Changing the Spanish banking sector. Resulting from all the challenges taken up by the Centre for Innovation, two particular projects stood out in 2014: the coinc.es savings portal, which consolidated its position on the Spanish banking scene as one of the most notable innovation plays in online banking; and the Mobile Virtual Card, with which Bankinter has developed a solution that counts as world first, enabling its customers to make payments using their mobile phones.

Coinc

This savings portal, an alternative to the bank, with its own brand, has become, since its creation in July 2012, the most innovative and successful national model of Spanish banking, both in numbers and results and in design and development. With the aim of stimulating its users' savings by establishing specific targets, Coinc remunerates these savings, but it also
offers other benefits by means of agreements with other service providers and product suppliers, such as Amazon.

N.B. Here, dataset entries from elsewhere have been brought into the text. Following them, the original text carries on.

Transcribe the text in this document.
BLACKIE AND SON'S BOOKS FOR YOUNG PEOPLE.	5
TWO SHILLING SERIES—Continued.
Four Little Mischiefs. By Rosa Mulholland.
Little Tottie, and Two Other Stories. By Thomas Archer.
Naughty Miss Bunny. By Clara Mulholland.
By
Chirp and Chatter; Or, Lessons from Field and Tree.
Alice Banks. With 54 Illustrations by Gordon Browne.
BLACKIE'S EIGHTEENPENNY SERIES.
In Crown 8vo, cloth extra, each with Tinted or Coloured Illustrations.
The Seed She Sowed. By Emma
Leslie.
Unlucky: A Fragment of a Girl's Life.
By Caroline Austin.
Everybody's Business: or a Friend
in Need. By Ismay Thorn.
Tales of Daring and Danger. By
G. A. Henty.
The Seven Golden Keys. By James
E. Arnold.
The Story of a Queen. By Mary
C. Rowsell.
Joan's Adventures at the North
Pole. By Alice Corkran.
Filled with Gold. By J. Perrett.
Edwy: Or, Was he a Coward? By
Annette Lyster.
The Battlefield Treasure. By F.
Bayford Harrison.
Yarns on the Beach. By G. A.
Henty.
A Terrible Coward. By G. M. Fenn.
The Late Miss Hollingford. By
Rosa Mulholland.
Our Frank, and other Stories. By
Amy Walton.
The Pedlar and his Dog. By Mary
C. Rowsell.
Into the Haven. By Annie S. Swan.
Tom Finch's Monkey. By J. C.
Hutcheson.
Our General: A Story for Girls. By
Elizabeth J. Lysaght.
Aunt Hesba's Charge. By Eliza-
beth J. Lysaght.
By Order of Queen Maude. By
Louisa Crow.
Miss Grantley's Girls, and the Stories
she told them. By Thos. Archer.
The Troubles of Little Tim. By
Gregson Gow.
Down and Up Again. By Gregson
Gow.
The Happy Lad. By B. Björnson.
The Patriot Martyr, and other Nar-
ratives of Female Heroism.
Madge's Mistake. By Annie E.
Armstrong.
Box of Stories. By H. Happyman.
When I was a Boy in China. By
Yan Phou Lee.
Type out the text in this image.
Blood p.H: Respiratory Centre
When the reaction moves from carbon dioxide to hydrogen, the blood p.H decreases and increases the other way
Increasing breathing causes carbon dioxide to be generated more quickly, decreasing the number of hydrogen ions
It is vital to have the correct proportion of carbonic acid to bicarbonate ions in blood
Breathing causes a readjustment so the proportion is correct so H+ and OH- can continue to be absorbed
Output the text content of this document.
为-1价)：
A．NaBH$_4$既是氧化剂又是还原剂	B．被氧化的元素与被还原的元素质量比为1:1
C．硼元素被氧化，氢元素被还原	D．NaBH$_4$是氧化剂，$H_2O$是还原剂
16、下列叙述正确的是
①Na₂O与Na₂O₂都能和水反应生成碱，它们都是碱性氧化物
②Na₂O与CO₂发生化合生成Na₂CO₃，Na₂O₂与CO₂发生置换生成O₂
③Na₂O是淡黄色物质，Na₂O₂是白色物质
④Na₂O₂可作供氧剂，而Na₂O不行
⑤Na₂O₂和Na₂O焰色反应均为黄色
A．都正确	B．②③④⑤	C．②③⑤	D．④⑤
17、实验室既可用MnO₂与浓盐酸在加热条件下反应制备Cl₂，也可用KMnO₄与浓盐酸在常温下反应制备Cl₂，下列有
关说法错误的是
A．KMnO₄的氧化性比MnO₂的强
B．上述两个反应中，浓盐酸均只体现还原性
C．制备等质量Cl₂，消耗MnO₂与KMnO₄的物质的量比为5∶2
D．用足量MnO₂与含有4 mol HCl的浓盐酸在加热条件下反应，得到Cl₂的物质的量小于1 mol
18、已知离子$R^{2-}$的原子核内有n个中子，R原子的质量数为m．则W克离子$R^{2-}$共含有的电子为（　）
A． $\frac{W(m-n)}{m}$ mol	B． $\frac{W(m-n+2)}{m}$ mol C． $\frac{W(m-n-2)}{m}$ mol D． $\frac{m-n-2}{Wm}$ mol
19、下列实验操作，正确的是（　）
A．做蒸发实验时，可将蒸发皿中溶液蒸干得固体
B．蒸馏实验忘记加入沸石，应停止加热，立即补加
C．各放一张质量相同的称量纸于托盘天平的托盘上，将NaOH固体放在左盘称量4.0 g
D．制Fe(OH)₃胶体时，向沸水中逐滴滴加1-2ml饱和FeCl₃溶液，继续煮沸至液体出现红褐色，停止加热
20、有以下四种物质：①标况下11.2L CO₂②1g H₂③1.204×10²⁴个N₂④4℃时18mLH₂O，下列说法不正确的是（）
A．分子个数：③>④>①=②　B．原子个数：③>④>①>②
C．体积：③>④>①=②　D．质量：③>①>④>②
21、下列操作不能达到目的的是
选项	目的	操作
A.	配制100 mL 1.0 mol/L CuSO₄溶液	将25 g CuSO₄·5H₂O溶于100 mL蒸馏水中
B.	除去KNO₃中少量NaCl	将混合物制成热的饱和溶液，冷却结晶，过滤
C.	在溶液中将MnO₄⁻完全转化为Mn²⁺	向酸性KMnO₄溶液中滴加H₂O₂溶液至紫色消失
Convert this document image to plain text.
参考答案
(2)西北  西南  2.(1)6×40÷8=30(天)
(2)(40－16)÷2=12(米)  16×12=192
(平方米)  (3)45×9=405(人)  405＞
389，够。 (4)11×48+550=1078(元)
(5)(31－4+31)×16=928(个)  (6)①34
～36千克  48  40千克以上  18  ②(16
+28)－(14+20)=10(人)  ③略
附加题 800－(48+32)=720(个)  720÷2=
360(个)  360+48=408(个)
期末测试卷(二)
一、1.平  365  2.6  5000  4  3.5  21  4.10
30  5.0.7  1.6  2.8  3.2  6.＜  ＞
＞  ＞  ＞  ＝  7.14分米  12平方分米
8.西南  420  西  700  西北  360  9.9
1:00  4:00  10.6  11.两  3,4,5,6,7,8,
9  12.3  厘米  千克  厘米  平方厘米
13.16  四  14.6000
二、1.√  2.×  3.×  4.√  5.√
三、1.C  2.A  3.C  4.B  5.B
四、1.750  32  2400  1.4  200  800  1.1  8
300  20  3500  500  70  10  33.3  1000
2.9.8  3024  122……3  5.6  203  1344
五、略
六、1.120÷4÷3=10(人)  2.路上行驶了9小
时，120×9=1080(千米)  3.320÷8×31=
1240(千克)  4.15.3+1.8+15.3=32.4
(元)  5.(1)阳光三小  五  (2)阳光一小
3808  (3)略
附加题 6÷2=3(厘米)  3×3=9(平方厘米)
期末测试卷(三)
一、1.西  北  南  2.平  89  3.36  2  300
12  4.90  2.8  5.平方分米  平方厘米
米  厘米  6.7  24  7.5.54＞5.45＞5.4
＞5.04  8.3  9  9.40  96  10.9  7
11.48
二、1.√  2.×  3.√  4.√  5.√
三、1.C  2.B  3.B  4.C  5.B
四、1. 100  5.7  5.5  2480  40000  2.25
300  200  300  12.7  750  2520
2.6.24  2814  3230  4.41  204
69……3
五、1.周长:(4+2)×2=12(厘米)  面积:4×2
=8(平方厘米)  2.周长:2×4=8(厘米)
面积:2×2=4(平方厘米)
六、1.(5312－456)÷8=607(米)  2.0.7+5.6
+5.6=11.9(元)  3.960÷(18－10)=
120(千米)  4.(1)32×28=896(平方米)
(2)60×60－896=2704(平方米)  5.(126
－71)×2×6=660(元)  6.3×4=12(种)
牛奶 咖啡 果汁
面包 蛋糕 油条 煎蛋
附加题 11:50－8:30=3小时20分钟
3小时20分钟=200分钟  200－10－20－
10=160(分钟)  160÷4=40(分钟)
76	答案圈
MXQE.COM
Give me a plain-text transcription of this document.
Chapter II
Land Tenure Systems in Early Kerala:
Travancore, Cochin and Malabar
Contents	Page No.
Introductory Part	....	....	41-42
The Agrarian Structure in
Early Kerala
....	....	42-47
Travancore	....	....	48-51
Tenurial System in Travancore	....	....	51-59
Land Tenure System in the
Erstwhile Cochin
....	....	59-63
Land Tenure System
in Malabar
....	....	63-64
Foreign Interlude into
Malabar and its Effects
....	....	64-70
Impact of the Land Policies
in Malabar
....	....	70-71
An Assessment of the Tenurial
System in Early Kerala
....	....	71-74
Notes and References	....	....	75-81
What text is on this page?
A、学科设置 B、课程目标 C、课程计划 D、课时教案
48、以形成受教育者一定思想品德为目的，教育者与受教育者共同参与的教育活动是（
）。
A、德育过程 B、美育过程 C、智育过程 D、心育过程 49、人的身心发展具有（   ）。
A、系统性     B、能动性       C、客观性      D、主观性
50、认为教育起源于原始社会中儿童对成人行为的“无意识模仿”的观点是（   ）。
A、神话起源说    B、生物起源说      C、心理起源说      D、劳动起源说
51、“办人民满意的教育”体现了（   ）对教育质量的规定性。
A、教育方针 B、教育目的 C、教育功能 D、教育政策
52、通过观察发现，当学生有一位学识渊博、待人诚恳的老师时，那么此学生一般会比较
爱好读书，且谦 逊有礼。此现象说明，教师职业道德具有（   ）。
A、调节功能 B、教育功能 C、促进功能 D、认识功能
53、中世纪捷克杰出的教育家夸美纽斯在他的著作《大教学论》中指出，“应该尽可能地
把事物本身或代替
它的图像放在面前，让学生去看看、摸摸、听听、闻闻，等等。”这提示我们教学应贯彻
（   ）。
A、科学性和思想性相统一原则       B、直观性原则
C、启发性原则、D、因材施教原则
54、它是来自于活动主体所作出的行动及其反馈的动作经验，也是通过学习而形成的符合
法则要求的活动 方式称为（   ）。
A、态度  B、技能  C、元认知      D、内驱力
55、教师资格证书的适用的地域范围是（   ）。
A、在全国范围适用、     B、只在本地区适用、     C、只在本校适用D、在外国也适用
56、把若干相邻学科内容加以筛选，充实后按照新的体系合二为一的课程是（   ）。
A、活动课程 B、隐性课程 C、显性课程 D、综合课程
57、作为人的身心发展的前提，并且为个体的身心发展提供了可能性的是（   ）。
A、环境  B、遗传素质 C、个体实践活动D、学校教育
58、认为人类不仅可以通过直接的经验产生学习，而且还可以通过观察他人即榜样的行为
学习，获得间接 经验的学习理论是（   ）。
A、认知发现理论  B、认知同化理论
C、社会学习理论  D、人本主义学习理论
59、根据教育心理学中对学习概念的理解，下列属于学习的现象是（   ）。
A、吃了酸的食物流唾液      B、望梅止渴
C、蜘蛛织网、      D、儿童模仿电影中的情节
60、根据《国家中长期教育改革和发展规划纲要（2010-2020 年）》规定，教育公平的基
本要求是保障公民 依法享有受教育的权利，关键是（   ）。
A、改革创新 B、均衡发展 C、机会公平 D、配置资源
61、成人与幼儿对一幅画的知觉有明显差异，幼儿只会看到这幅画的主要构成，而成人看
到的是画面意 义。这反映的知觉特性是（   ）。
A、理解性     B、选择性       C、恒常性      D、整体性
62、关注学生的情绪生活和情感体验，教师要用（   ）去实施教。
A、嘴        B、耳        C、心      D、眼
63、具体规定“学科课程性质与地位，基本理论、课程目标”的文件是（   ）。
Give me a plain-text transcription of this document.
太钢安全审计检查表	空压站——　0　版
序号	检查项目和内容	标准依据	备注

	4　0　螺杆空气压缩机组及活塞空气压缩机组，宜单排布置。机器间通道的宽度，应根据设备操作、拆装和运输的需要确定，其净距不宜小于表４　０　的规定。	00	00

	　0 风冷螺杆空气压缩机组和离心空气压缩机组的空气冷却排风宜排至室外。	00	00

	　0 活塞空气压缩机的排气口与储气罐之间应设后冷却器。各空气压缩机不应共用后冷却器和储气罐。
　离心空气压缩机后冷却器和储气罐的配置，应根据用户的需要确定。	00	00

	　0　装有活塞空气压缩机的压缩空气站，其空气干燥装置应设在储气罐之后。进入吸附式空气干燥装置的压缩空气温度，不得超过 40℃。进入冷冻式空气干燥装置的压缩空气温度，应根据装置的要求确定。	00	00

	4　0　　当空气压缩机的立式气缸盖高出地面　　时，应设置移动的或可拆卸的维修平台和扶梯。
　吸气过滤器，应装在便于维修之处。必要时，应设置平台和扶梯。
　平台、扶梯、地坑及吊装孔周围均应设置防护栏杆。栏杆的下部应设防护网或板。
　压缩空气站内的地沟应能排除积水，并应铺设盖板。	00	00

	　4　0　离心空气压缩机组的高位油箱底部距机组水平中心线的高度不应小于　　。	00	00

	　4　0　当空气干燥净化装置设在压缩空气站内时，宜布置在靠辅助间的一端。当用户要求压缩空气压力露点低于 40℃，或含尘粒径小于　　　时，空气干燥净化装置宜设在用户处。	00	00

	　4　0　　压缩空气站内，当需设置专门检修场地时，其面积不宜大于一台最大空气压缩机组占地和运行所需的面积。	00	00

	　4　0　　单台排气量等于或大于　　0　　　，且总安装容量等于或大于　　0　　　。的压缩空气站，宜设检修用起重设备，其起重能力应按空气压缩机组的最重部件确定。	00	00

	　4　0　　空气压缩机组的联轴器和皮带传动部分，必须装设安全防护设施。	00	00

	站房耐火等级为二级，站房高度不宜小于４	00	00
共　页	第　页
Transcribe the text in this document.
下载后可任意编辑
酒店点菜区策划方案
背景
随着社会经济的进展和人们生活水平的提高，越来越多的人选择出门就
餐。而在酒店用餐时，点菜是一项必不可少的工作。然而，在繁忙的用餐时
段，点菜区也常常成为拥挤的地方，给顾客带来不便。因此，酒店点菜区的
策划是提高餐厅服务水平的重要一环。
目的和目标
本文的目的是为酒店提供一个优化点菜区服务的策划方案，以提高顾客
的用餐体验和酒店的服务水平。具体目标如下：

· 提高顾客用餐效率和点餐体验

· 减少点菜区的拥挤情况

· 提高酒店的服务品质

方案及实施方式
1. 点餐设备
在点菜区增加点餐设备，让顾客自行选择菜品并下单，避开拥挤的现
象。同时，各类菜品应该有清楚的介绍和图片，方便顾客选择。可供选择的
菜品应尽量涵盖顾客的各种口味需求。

To access the service, users need only register with the portal, which takes just a few minutes, then set their targets and start saving. Coinc's easy registration process, 100% online, with no exchange of paper documents, is one of the keys to this portal's success.

Coinc supports users by helping them draw up plans to reach particular individual or group goals. For example, customers can share joint initiatives with friends and relations, such as a trip, a gift or even donations to any charitable cause, which also makes Coinc the first social savings portal.

The advantages of the traditional bank savings format, such as the safety and profitability of the account, are combined with the simplicity and total virtuality of the Internet and the social networks.

Coinc has basically attracted people who are active on the Internet, aged between 25 and 45, who have discovered that this portal offers them a simple and fun way of saving. At the
end of 2014, Coinc had 60,583 registered users, 41,047 of whom were customers of the Bank. At the same time, balances deposited reached €684 million.

Go to Coinc website

Mobile Virtual Card

Constantly evolving and innovating, Bankinter launched its mobile phone payment system, a pioneering initiative in Spain, in September 2014. The Mobile Virtual Card is an innovative system allowing customers to use their mobile phones to generate, securely and instantaneously, a single-use credit or debit card with which to make payments in merchant outlets, restaurants or filling stations, or to make purchases from online stores.

Customers need only download an application from an Apps store to their smartphone and register on the Bank's website in order to activate the application on their mobile phone. In just a
few minutes, the mobile phone is authorised as a means of payment, and from then on the customer can use his mobile phone to make payments with a degree of ease and security very similar to that of the conventional plastic card.

With the Mobile Virtual Card, Bankinter has become the first bank in the world to market a solution of this kind, i.e. 100% software. Unlike other existing solutions, it allows payments to be made even if there is no mobile coverage, enabling it to be used anywhere, including abroad.